To get the orchestration of this world, she’s using a world of ice and of liquor, tinkling of bottles and even more. And that, she says is just a tiny bit of it all, but it needs massive orchestration.
She chose to go with the American version of the play, because of the 60th celebration, and the cast underwent serious dialect coaching under Robyn, who is a prolific dialogue coach in Cape Town.
“They are speaking with an American accent, but that’s really all that lends from an American world, the rest is left to interpretation. Sando playing opposite Alan will resonate on a local level because there’s very much a boss and an underdog relationship that forms purely from the hierarchy that George imposes on Nick as a young academic new to the university and George having been there forever.
“And suddenly Albee’s words are revisited in a light that is really painful, very incisive and quite brutal. When George says to Nick, ‘I wish you wouldn’t say the word sir like that, you always call me sir with a little question mark at the end’, things like that suddenly resonate so much deeper.

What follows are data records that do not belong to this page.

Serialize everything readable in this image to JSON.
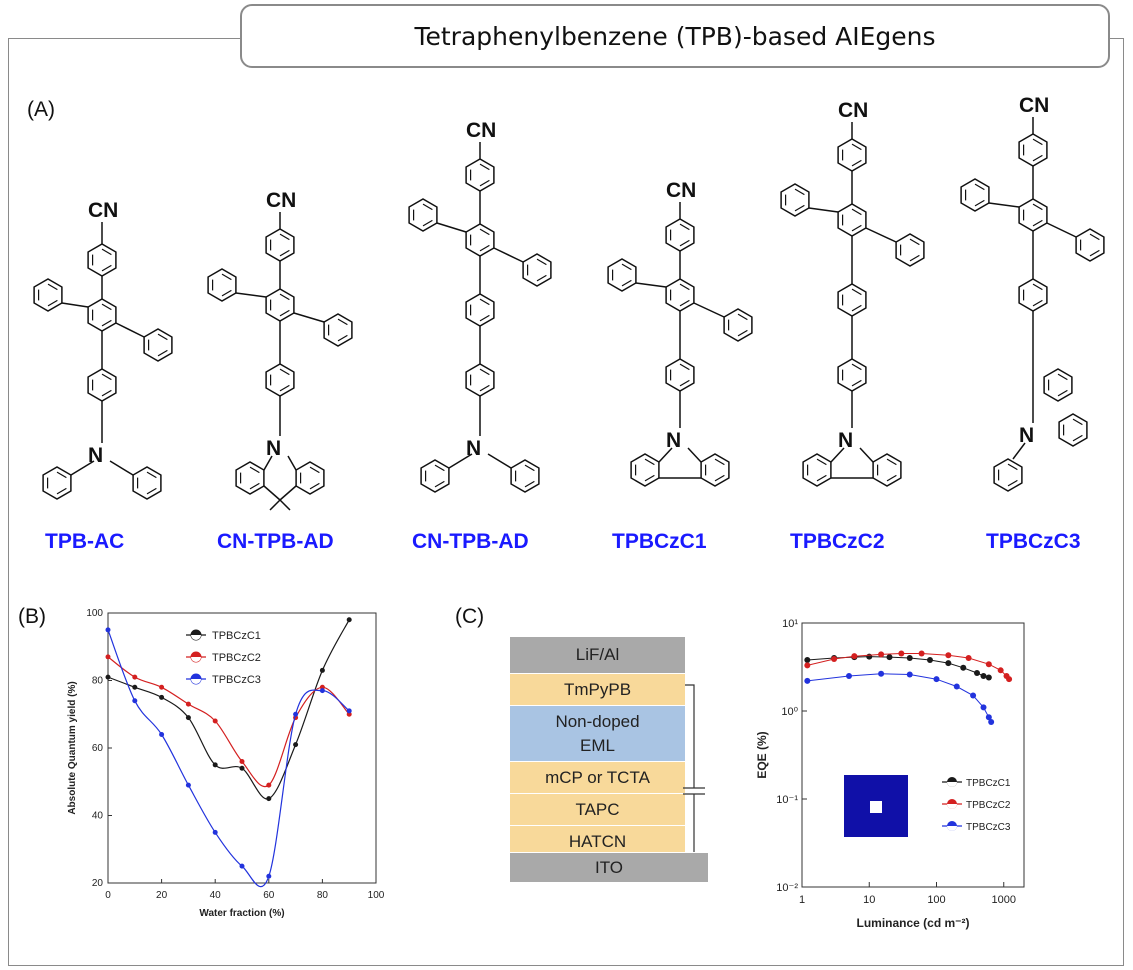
{
  "title": "Tetraphenylbenzene (TPB)-based AIEgens",
  "panel_labels": {
    "a": "(A)",
    "b": "(B)",
    "c": "(C)"
  },
  "molecules": [
    {
      "name": "TPB-AC",
      "atom_labels": [
        "CN",
        "N"
      ]
    },
    {
      "name": "CN-TPB-AD",
      "atom_labels": [
        "CN",
        "N"
      ]
    },
    {
      "name": "CN-TPB-AD",
      "atom_labels": [
        "CN",
        "N"
      ]
    },
    {
      "name": "TPBCzC1",
      "atom_labels": [
        "CN",
        "N"
      ]
    },
    {
      "name": "TPBCzC2",
      "atom_labels": [
        "CN",
        "N"
      ]
    },
    {
      "name": "TPBCzC3",
      "atom_labels": [
        "CN",
        "N"
      ]
    }
  ],
  "device": {
    "layers": [
      "LiF/Al",
      "TmPyPB",
      "Non-doped EML",
      "mCP or TCTA",
      "TAPC",
      "HATCN",
      "ITO"
    ],
    "colors": {
      "electrode": "#a9a9a9",
      "transport": "#f8d99a",
      "eml": "#a9c4e3"
    }
  },
  "chart_data": [
    {
      "type": "line",
      "xlabel": "Water fraction (%)",
      "ylabel": "Absolute Quantum yield (%)",
      "xlim": [
        0,
        100
      ],
      "ylim": [
        20,
        100
      ],
      "xticks": [
        0,
        20,
        40,
        60,
        80,
        100
      ],
      "yticks": [
        20,
        40,
        60,
        80,
        100
      ],
      "legend_position": "top-center",
      "series": [
        {
          "name": "TPBCzC1",
          "color": "#1a1a1a",
          "x": [
            0,
            10,
            20,
            30,
            40,
            50,
            60,
            70,
            80,
            90
          ],
          "y": [
            81,
            78,
            75,
            69,
            55,
            54,
            45,
            61,
            83,
            98
          ]
        },
        {
          "name": "TPBCzC2",
          "color": "#d42020",
          "x": [
            0,
            10,
            20,
            30,
            40,
            50,
            60,
            70,
            80,
            90
          ],
          "y": [
            87,
            81,
            78,
            73,
            68,
            56,
            49,
            69,
            78,
            70
          ]
        },
        {
          "name": "TPBCzC3",
          "color": "#2233dd",
          "x": [
            0,
            10,
            20,
            30,
            40,
            50,
            60,
            70,
            80,
            90
          ],
          "y": [
            95,
            74,
            64,
            49,
            35,
            25,
            22,
            70,
            77,
            71
          ]
        }
      ]
    },
    {
      "type": "scatter",
      "xlabel": "Luminance (cd m⁻²)",
      "ylabel": "EQE (%)",
      "xscale": "log",
      "yscale": "log",
      "xlim": [
        1,
        2000
      ],
      "ylim": [
        0.01,
        10
      ],
      "xticks": [
        "1",
        "10",
        "100",
        "1000"
      ],
      "yticks": [
        "10⁻²",
        "10⁻¹",
        "10⁰",
        "10¹"
      ],
      "legend_position": "bottom-right",
      "series": [
        {
          "name": "TPBCzC1",
          "color": "#1a1a1a",
          "x": [
            1.2,
            3,
            6,
            10,
            20,
            40,
            80,
            150,
            250,
            400,
            500,
            600
          ],
          "y": [
            3.8,
            4.0,
            4.1,
            4.15,
            4.1,
            4.0,
            3.8,
            3.5,
            3.1,
            2.7,
            2.5,
            2.4
          ]
        },
        {
          "name": "TPBCzC2",
          "color": "#d42020",
          "x": [
            1.2,
            3,
            6,
            15,
            30,
            60,
            150,
            300,
            600,
            900,
            1100,
            1200
          ],
          "y": [
            3.3,
            3.9,
            4.2,
            4.4,
            4.5,
            4.5,
            4.3,
            4.0,
            3.4,
            2.9,
            2.5,
            2.3
          ]
        },
        {
          "name": "TPBCzC3",
          "color": "#2233dd",
          "x": [
            1.2,
            5,
            15,
            40,
            100,
            200,
            350,
            500,
            600,
            650
          ],
          "y": [
            2.2,
            2.5,
            2.65,
            2.6,
            2.3,
            1.9,
            1.5,
            1.1,
            0.85,
            0.75
          ]
        }
      ]
    }
  ]
}
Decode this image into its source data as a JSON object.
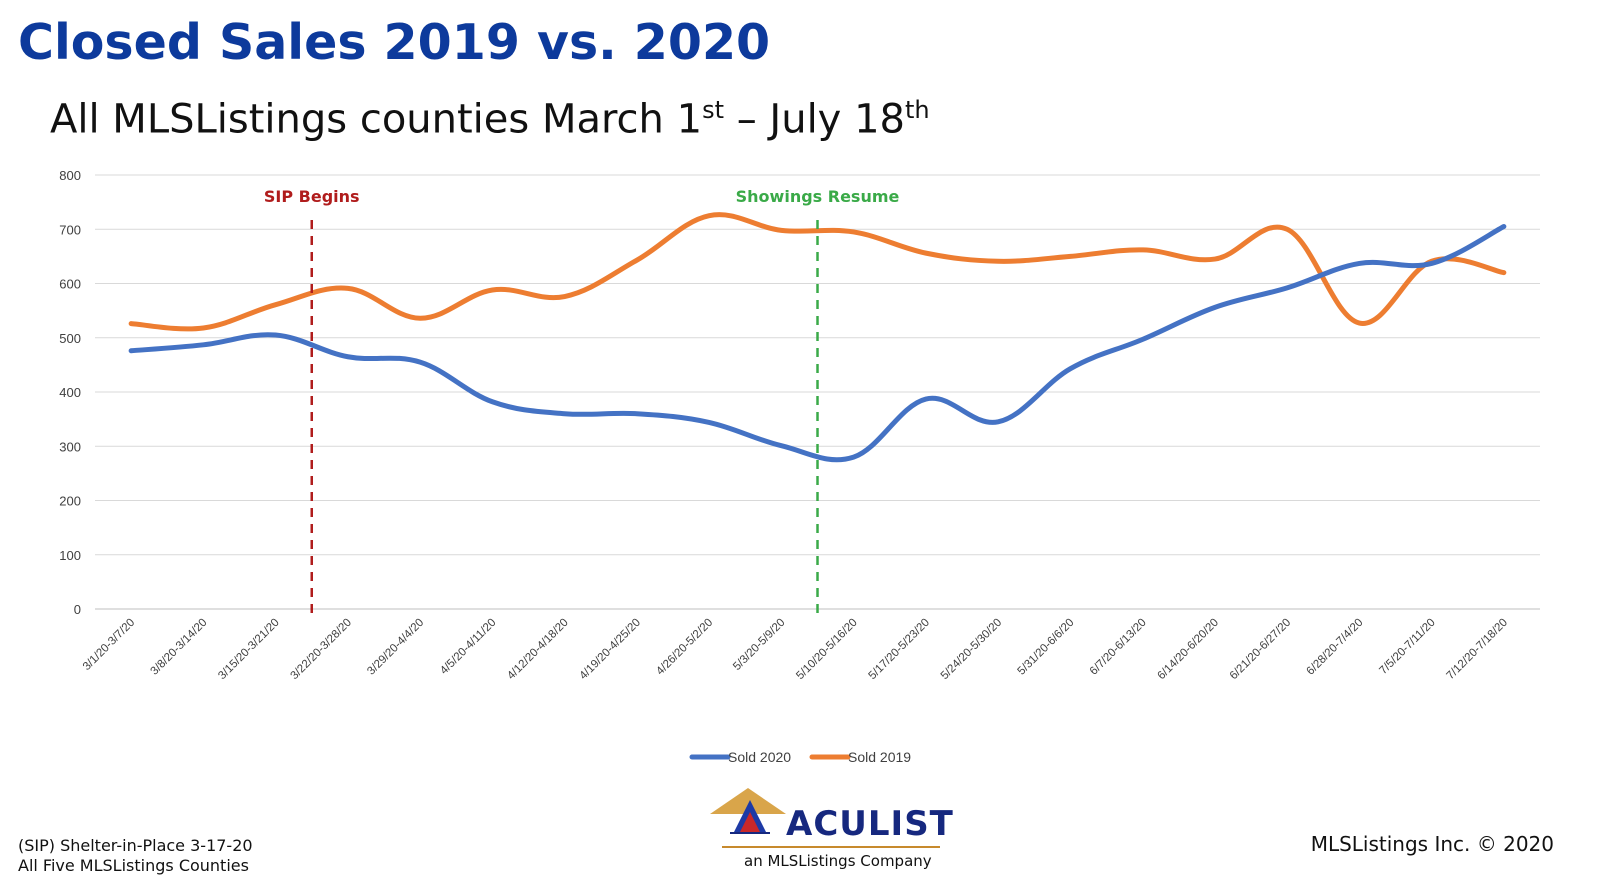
{
  "header": {
    "title": "Closed Sales 2019 vs. 2020",
    "subtitle_prefix": "All MLSListings counties March 1",
    "subtitle_sup1": "st",
    "subtitle_mid": " – July 18",
    "subtitle_sup2": "th"
  },
  "footer": {
    "left_line1": "(SIP) Shelter-in-Place 3-17-20",
    "left_line2": "All Five MLSListings Counties",
    "right": "MLSListings Inc. © 2020",
    "logo_name": "ACULIST",
    "logo_tagline": "an MLSListings Company",
    "logo_icon": "house-roof-logo-icon"
  },
  "chart_data": {
    "type": "line",
    "categories": [
      "3/1/20-3/7/20",
      "3/8/20-3/14/20",
      "3/15/20-3/21/20",
      "3/22/20-3/28/20",
      "3/29/20-4/4/20",
      "4/5/20-4/11/20",
      "4/12/20-4/18/20",
      "4/19/20-4/25/20",
      "4/26/20-5/2/20",
      "5/3/20-5/9/20",
      "5/10/20-5/16/20",
      "5/17/20-5/23/20",
      "5/24/20-5/30/20",
      "5/31/20-6/6/20",
      "6/7/20-6/13/20",
      "6/14/20-6/20/20",
      "6/21/20-6/27/20",
      "6/28/20-7/4/20",
      "7/5/20-7/11/20",
      "7/12/20-7/18/20"
    ],
    "series": [
      {
        "name": "Sold 2020",
        "color": "#4472c4",
        "values": [
          476,
          487,
          505,
          465,
          455,
          382,
          360,
          360,
          344,
          301,
          280,
          387,
          345,
          443,
          497,
          556,
          592,
          637,
          637,
          705
        ]
      },
      {
        "name": "Sold 2019",
        "color": "#ed7d31",
        "values": [
          526,
          518,
          561,
          591,
          536,
          588,
          576,
          643,
          725,
          698,
          695,
          656,
          641,
          650,
          662,
          645,
          700,
          527,
          641,
          620
        ]
      }
    ],
    "ylim": [
      0,
      800
    ],
    "yticks": [
      0,
      100,
      200,
      300,
      400,
      500,
      600,
      700,
      800
    ],
    "grid": true,
    "legend_position": "bottom",
    "annotations": [
      {
        "label": "SIP Begins",
        "x_between": [
          2,
          3
        ],
        "color": "#b01c1c"
      },
      {
        "label": "Showings Resume",
        "x_between": [
          9,
          10
        ],
        "color": "#3aaa48"
      }
    ]
  }
}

The words do all the work”
And, she notes, Nick has some amazing retorts back at George in which he claims the space and the future as the young man on the scene, so it speaks for itself, and speaks volumes.
Those in Gauteng might have missed the fact that Sylvaine has swapped her home in Joburg and moved to Cape Town.
Her son is starting university and it made a lot of sense for her to move, but she had been toying with it a long time since she was spending most of her working time there; making work, taking work or filming there.
“It meant I was away from the family more and more and more, longer days, longer months,” she says.
She also needed to be in a place that inspired her because she was battling to be in Johannesburg, to live there as an artist. “It had fuelled my fire for so long, but in the last five years, it’s been very hard.”
This is the change she needed, in the future she will continue to make work, collaborate with the festivals, The Baxter and this is her first play ever for Theatre on the Bay.
And good news for Gauteng, the Cape Town run is being followed by a season at the Pieter Toerien Theatre in Montecasino.